Cold weather and snow that blanketed Texas caused oil production to plunge by one-third of its output, or about 3.5 million barrels, with production in the Permian Basin falling by as much as 65%, traders and industry executives told Bloomberg News on Tuesday. In late August 2005, Katrina shut some 1.4 million barrels a day of oil production, more than 90% of the oil normally pulled from the U.S. Gulf of Mexico.
“This situation to me is very reminiscent of Hurricane Katrina,” Sankey said, adding that in the days immediately after the hurricane, the situation was downplayed but then over the following week it “emerged as a horrendous disaster.”
Natural gas output declined by close to 10 billion cubic feet per day, and spot prices for next day delivery at one hub surged to almost $1,000 per million British thermal units on Tuesday. Front-month natural gas futures declined 0.8% to $3.103 per million British thermal units as of 10:43 a.m. New York time Wednesday.
“We have never seen a loss at this scale at a time when you’re in midwinter,” Sankey said, referring to the lost energy supply. This is “the biggest outage in the history U.S. oil and gas.”

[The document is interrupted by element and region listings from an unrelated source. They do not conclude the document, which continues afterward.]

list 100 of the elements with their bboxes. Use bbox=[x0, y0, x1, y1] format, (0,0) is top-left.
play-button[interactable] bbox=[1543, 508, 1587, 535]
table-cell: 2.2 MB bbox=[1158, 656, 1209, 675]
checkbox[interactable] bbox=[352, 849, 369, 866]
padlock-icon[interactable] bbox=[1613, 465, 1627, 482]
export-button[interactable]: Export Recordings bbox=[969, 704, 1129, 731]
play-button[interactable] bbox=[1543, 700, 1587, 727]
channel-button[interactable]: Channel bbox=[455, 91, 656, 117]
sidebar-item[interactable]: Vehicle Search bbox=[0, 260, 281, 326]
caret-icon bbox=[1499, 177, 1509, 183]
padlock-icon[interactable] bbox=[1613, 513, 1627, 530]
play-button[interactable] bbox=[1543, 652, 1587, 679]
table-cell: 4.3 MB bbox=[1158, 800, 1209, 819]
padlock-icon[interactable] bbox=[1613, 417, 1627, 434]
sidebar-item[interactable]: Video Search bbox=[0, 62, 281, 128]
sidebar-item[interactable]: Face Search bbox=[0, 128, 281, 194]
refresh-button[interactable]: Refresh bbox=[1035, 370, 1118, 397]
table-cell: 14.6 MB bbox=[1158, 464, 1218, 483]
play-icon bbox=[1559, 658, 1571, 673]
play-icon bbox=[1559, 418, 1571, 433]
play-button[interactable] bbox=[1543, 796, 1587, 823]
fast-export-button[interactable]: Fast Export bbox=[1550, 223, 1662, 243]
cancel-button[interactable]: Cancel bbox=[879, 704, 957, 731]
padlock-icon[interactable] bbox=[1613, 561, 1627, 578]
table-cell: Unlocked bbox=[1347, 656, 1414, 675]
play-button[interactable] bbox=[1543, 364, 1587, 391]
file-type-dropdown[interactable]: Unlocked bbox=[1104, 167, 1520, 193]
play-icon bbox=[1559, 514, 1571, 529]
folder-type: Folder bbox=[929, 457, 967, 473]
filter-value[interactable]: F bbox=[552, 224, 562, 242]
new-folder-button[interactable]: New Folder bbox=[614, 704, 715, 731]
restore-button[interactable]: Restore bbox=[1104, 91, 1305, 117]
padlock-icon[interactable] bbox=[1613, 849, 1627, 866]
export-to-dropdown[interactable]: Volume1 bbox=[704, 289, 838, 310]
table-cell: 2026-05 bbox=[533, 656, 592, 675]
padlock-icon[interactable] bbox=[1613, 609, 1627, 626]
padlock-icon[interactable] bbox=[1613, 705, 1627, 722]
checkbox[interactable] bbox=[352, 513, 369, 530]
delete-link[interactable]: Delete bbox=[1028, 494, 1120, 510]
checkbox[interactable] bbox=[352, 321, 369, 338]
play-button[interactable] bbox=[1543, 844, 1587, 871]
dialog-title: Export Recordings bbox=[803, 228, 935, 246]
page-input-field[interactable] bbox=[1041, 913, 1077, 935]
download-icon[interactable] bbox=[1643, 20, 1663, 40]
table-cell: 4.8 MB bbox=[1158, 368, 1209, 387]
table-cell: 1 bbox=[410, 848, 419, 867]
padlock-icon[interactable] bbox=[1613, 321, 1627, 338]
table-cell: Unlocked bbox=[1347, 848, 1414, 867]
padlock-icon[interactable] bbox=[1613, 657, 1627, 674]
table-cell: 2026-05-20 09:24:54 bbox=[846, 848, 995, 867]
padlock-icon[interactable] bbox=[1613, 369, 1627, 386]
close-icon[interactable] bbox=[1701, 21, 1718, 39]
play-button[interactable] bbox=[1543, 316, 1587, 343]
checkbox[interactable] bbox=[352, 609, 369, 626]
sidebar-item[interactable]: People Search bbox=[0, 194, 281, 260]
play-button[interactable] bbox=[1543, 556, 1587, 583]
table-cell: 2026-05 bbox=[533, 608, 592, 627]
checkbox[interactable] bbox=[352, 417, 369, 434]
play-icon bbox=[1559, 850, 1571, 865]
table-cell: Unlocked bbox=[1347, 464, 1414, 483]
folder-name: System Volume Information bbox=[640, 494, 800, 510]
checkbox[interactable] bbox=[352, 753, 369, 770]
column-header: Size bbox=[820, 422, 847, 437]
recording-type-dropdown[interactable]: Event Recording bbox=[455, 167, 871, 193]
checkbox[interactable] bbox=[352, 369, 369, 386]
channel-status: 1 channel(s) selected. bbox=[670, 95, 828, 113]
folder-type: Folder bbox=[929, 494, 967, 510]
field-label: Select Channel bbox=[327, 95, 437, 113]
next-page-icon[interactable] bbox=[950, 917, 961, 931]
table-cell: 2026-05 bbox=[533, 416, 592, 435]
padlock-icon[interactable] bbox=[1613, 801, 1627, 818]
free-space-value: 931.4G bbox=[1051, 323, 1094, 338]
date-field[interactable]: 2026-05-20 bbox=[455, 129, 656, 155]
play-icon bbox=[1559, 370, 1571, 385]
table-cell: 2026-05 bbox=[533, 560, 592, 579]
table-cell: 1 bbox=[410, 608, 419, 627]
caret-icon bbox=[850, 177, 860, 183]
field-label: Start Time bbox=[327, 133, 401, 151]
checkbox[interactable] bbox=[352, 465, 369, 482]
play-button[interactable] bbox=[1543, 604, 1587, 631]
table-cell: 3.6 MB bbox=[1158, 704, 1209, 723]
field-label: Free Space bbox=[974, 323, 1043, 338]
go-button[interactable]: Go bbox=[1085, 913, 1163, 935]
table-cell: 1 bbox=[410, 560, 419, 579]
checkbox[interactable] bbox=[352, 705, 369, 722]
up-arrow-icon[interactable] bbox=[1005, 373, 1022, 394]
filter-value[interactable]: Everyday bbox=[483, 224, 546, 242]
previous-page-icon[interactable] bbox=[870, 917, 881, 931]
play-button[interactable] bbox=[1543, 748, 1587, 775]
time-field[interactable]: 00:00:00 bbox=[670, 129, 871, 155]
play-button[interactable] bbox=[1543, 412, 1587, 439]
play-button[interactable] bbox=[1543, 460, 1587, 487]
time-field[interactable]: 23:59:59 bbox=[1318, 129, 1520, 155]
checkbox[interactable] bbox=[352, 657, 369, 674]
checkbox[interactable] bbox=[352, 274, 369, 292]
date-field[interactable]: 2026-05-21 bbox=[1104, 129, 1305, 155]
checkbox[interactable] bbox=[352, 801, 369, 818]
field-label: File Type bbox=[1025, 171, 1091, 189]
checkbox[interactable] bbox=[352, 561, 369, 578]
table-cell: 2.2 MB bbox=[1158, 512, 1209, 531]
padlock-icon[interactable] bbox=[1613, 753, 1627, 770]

As of Wednesday morning, 2.7 million Texas households still don’t have power, the Electric Reliability Council of Texas, or Ercot, said in a tweet. Power prices in Texas hit the cap of $9,000 a megawatt-hour several times this week. Texas Railroad Commissioner Jim Wright criticized renewable energy sources taking priority over natural gas, but a senior director at Ercot pinned the failures on frozen equipment at gas, coal and nuclear plants.